The Water Alternative You Should Splash Into Smoothies (And It's Not Juice)
Smoothies are a delicious and easy way to up your fruit and veggie intake. Depending on which ingredients you use, these blended concoctions are typically a great source of fiber, protein, healthy fats, and other nutrients. But if you're looking to up the ante on your smoothie game to reap even more health benefits, we've got just the secret ingredient: kombucha.
Kombucha, a fermented tea beverage that contains probiotics, has been touted as being able to improve gut health because it introduces good bacteria into the body. The effervescent drink may also improve mental health, decrease gestational diabetes, and reduce eczema flares among other health benefits (via Nebraska Medicine).
While the average smoothie recipe usually doesn't call for kombucha, it's starting to gain prominence as more people become invested in improving their gut health. In fact, when Los Angeles-based upscale grocery chain Erewhon introduced its Olivia Rodrigo smoothie dubbed "good 4 ur GUTS" in December 2023, kombucha made its ingredient list. That said, kombucha is an excellent choice to add to your smoothie and may just be the secret elixir you need to help remedy a sour stomach.
How to add kombucha to a smoothie
Given kombucha's unique flavor profile and texture, you may be intimidated to add it to your smoothie. The beverage, while naturally sweet, is also acidic and tangy which could alter your smoothie's flavor and consistency. When it comes to picking out a kombucha flavor, think about which ingredients you plan to use. Many kombucha brands offer fruit flavors, so if you're craving a berry smoothie, you'll probably want to opt for a blueberry or strawberry-flavored kombucha.
If you're leaning toward a more tropical smoothie, you may want to consider a pineapple, passionfruit, or citrus-flavored kombucha. A green tea flavored kombucha would be a great addition to green smoothies. For more decadent smoothies that include ingredients like chocolate or peanut butter, the kombucha will likely be overpowered by the other ingredients, so you can use any flavor you like.

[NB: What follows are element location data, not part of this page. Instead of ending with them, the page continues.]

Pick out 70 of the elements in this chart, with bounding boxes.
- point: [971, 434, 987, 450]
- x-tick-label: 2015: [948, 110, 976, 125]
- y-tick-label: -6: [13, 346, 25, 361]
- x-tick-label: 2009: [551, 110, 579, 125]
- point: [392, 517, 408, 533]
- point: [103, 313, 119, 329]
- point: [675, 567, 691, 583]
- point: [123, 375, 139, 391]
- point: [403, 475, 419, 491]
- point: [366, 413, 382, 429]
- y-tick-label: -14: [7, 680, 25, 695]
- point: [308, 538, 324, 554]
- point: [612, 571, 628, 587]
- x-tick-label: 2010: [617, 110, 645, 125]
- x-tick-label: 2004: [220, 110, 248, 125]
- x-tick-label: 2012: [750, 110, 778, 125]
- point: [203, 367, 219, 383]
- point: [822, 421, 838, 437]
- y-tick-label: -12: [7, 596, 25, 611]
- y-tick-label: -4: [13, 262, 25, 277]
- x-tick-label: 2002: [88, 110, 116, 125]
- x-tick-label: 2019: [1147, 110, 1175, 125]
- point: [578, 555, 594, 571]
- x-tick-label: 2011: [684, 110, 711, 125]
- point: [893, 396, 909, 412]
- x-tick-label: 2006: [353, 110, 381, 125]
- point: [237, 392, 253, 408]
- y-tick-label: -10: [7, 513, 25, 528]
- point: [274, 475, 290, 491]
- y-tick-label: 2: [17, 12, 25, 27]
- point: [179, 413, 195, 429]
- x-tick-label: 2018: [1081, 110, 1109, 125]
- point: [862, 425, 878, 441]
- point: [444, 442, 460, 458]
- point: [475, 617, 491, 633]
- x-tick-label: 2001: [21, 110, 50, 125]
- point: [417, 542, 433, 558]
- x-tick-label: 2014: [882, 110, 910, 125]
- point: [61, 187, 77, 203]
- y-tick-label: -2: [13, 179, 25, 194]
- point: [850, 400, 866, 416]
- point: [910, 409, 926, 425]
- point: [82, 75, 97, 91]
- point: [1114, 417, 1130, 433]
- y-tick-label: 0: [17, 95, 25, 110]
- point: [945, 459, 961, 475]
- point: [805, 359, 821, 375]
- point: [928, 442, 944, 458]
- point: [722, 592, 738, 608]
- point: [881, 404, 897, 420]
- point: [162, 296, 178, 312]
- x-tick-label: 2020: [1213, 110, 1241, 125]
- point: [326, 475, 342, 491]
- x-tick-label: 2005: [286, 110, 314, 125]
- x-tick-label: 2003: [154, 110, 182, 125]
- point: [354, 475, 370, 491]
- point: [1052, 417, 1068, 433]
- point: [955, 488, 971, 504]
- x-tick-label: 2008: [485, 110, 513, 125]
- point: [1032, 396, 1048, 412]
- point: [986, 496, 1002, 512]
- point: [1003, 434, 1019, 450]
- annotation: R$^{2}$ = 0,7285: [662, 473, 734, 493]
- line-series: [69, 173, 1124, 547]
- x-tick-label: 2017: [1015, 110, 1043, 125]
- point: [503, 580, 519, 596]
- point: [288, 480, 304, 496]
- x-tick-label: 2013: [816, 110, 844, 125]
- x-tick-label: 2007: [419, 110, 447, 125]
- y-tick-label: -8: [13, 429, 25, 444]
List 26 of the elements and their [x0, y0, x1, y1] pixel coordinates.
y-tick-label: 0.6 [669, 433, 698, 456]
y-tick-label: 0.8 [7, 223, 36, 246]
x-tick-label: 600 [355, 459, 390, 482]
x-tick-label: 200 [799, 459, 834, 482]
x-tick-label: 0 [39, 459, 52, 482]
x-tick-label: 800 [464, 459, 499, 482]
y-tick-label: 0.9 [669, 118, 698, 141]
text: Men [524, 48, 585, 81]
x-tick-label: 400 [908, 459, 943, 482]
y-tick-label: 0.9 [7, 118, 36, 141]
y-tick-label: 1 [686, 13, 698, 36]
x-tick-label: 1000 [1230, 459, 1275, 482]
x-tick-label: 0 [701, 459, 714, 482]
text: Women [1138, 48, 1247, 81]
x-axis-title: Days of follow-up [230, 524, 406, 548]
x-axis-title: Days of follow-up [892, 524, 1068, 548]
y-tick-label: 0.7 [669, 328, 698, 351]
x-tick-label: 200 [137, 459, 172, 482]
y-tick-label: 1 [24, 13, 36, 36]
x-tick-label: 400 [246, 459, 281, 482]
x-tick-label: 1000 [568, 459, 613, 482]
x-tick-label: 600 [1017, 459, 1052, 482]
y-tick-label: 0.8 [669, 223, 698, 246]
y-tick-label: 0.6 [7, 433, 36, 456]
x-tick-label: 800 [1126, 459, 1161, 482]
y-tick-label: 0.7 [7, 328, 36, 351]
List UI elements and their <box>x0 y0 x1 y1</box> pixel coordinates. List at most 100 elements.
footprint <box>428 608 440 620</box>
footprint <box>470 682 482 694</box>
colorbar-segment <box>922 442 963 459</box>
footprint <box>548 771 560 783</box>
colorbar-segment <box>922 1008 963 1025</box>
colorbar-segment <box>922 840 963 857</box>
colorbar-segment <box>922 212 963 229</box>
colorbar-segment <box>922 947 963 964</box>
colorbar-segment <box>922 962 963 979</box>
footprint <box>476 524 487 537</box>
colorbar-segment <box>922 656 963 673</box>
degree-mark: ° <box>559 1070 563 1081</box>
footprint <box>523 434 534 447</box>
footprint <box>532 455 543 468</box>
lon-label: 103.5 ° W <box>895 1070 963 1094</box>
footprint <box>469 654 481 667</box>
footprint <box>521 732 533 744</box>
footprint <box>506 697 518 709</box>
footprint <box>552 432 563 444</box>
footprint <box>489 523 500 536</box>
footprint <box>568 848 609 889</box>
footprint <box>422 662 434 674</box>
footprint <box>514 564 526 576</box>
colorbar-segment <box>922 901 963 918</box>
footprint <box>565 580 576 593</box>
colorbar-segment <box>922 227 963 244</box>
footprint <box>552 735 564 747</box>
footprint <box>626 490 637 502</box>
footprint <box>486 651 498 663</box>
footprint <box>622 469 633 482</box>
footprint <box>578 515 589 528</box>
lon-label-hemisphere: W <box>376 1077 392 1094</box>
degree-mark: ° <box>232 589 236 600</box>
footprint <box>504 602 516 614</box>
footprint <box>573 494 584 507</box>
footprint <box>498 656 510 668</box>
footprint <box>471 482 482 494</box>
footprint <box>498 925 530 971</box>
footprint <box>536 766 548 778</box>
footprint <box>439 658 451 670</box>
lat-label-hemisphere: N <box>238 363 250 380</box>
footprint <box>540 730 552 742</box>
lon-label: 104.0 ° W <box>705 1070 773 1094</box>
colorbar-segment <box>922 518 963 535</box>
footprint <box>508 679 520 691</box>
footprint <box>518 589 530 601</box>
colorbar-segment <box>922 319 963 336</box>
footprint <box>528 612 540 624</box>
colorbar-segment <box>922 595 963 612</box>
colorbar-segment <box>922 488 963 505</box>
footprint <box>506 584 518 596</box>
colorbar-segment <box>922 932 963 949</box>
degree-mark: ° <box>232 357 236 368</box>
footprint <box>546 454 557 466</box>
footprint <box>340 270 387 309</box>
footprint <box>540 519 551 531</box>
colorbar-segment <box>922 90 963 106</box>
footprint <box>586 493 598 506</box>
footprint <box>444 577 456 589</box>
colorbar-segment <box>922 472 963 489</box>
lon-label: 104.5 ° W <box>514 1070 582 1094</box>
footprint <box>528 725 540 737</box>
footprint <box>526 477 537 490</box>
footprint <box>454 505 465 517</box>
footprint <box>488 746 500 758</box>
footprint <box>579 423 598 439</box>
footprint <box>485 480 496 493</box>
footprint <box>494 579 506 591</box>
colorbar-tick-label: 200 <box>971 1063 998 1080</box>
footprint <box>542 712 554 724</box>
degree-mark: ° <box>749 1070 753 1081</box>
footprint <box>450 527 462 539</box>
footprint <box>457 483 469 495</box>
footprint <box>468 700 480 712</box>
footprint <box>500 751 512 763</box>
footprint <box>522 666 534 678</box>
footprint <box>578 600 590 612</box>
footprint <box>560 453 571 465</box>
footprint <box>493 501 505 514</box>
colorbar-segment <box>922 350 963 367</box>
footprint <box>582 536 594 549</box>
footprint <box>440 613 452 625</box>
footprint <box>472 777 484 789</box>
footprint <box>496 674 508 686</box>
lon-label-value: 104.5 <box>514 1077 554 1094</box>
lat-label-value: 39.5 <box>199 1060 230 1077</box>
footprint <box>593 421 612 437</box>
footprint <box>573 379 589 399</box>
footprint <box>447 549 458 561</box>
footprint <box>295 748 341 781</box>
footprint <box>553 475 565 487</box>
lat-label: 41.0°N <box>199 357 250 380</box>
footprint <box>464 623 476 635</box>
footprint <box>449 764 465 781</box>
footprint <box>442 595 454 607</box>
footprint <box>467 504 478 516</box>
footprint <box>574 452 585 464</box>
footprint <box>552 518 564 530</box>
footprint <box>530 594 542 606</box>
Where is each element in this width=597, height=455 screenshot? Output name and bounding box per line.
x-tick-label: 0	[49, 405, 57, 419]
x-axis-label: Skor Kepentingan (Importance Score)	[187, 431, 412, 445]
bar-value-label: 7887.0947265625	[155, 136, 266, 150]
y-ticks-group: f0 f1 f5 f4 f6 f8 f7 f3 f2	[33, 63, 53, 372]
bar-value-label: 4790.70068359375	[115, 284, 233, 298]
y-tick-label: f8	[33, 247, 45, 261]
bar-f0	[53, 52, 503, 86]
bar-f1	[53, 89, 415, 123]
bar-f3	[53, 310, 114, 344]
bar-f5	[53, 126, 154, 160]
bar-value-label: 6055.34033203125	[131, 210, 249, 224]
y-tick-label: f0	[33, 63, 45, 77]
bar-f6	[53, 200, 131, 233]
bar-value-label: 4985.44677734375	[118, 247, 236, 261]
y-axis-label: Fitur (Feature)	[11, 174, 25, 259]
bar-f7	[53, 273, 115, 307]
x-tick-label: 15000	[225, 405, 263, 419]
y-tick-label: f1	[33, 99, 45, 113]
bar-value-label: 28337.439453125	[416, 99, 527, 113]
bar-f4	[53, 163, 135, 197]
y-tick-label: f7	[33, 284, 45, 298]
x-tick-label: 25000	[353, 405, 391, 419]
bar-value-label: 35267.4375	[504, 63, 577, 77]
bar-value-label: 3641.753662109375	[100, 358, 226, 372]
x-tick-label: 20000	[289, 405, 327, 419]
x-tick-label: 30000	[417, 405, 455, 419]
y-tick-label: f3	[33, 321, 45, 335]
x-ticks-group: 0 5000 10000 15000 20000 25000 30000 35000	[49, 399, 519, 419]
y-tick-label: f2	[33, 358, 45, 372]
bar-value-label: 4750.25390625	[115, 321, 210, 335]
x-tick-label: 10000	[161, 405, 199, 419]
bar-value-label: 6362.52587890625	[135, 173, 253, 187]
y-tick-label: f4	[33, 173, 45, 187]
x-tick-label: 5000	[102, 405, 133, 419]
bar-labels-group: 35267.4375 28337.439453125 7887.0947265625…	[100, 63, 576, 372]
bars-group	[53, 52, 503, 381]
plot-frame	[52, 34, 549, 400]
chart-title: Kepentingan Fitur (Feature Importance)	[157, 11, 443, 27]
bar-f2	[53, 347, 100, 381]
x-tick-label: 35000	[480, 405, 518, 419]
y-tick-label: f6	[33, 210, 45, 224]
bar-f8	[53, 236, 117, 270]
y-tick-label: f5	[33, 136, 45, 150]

As for how much to add, we recommend using ⅓ to ¾ cup of kombucha, depending on if you're adding other liquids. But keep in mind that while kombucha can be a standalone base, the resulting product will likely be tarty and frothy. To help balance your smoothie's flavor and body, you can try adding equal parts kombucha and another base of your choosing like milk (or a milk alternative), yogurt, or water to round it out. Additionally, you could add sweeteners in like honey, agave, or maple syrup to further level out the taste. Adding more fruit can also help with taste and consistency.
Kefir can also be used in smoothies
If you're not a kombucha fan, don't fret. Kefir is another probiotic-rich beverage that your smoothie could benefit from. Unlike kombucha, kefir or fermented milk is only slightly tangy and not fizzy at all. In fact, it's thick and creamy which is perfect if you prefer a heavier consistency. Besides being a good source of protein, it's also packed with vitamins like calcium, phosphorus, magnesium, and vitamin D. And while there are dairy-free kefir options on the market, there is evidence suggesting that drinking traditional milk kefir can improve lactose digestion and tolerance in adults with lactose intolerance (per a 2003 study in the Journal of the American Dietetic Association).
As for how much kefir to add to your smoothie, 1 cup is standard in most recipes. Kefir can also act as a substitute for Greek yogurt or milk in your favorite smoothie recipe. If you're not sure what type of kefir to use, plain unsweetened kefir has a neutral base and should work well in most smoothies. However, if you're looking for some extra flavor (particularly in a fruit smoothie), you can try a flavored option like cherry, strawberry, or blueberry.